Sulla vettura del 1956 permangono alcuni dettagli superflui. Le nervature, un marchio di fabbrica della Corvette fino al 1962, sono delineate da inutili finiture cromate, gli scarichi escono dai paraurti posteriori, favorendo la corrosione e i rumori, e le piccole prese d'aria sulla sommità dei parafanghi anteriori – un richiamo alla vettura da esposizione originale del Motorama del 1953 – sono puramente estetiche e non conducono da nessuna parte – anche se, di profilo, almeno richiamano la forma delle scanalature.

L'ispirazione stilistica per il modello del 1956 derivava da due auto da esposizione presentate al Motorama del 1955: la LaSalle II e la Biscayne (che in seguito sarebbero diventate nomi di modelli a pieno titolo). La compatta Biscayne ha contribuito con la calandra anteriore a barre verticali e la sagomatura concava.

La LaSalle II spostò la scanalatura dalla parte posteriore della vettura a dietro i passaruota anteriori, anche se il capo stilista Harley Earl ammise in seguito che il design laterale era stato ripreso dalla precedente carrozzeria della LeBaron.

I fari, la forma della calandra e i due rigonfiamenti sul cofano si ispiravano alla Mercedes-Benz 300SL (ripresi poi nella successiva SLK) – e durante le prime fasi di sviluppo della Corvette, gli ingegneri della Chevrolet avevano smontato diverse Jaguar XK per capirne il funzionamento. I primi numeri furono però deludenti. Nel 1955, l’anno del passaggio al V8, furono prodotte meno di 700 Corvette.

Nell'anno modello 1956, tale cifra salì a 3388, mentre la Ford vendeva cinque Thunderbird per ogni Corvette prodotta. L'anno successivo, tuttavia, la produzione quasi raddoppiò e nel 1958 furono vendute 9.168 Corvette. A quel punto la Thunderbird aveva accumulato peso – e due sedili in più – mentre la Corvette, ora con quattro fari, rimase fedele alla sua vocazione originaria di auto sportiva a doppio uso.

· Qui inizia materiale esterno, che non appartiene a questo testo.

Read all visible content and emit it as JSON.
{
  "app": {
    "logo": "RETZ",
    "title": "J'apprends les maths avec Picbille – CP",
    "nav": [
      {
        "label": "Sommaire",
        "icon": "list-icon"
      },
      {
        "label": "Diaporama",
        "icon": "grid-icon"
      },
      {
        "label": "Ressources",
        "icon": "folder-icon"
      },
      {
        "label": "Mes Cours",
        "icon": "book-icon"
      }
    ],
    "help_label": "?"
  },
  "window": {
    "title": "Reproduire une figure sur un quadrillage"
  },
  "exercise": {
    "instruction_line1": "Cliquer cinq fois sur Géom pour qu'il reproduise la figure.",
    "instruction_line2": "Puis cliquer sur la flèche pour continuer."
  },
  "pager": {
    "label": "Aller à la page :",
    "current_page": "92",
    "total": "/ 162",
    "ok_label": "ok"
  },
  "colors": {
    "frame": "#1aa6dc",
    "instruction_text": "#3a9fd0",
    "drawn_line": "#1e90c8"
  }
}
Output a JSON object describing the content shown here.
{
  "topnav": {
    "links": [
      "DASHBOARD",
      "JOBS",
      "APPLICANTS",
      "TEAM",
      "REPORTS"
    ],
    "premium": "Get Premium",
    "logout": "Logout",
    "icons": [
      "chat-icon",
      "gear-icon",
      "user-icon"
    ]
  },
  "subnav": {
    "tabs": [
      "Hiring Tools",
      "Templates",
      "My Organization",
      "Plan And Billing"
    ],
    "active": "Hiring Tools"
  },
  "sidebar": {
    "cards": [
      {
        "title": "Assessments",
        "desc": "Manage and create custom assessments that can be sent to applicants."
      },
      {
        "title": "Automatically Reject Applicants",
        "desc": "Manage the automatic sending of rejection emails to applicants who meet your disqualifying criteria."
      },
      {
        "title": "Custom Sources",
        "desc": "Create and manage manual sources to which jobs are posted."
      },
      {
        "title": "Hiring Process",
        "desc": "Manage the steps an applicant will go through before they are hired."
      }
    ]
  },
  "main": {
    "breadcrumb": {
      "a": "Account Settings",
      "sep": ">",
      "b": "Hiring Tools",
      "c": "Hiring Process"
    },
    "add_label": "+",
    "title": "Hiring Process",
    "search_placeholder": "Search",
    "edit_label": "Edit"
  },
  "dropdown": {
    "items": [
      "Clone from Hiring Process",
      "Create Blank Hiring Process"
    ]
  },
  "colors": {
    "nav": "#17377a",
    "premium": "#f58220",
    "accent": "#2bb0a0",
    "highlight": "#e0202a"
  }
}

Howard, che aveva già restaurato la sua Austin A40 Sports e che va regolarmente al lavoro sulla sua BSA A65 del 1962, sapeva bene cosa voleva quando si è trovato con un po’ di soldi da spendere: «Qualcosa con più potenza. Ho iniziato a dare un’occhiata alle TVR, alle Jaguar XK8 e alle Porsche, ma nessuna mi convinceva del tutto, tranne le TVR».

«Continuavo ad aumentare il budget, ma non volevo esagerare. Adoro le auto americane degli anni ’40-’60 da quando avevo circa 10 anni, ma non avrei mai pensato di potermi permettere una Corvette degli anni ’50 – poi, all’improvviso, il cambio sterlina-dollaro è diventato interessante. Doveva essere un’auto con motore V8 e un unico faro, quindi un modello del 1956 o del ’57. Nel Regno Unito non ce n’era nessuna, quindi ho iniziato a cercare in America, usando eBay, e sono rimasto sorpreso dal numero di auto in vendita.

«Alla fine ho trovato la Proteam Corvettes in Ohio. Avevano circa 150 Corvette, di cui più di 20 erano modelli del 1956-1957, che andavano da progetti di ricostruzione a vetture classificate come “condition one” dalla National Corvette Restorers Society, ma io ne volevo una che potessi usare.

«Avevano anche una splendida auto del ’56 color verde Cascade e crema, con interni crema, descritta come in “condizione due”.»

«Alla fine dell'asta ero il miglior offerente, ma Proteam ha ritirato l'auto perché l'offerta non aveva raggiunto il prezzo di riserva, che ammontava a "soli" 26.000 sterline. Non avevo mai speso una cifra neanche lontanamente simile per un'auto, figuriamoci per una d'epoca "da uso occasionale", ma era davvero speciale.

«Era stata di proprietà dello stesso proprietario per 45 anni, era stata utilizzata nelle gare di accelerazione e poi tenuta in un deposito al coperto per 21 anni in Florida, equipaggiata con un motore 283 non originale.

“Successivamente è stata acquistata da qualcuno nel Tennessee, che le ha montato un nuovo carburatore Edelbrock a quattro corpi su un collettore Edelbrock Performer.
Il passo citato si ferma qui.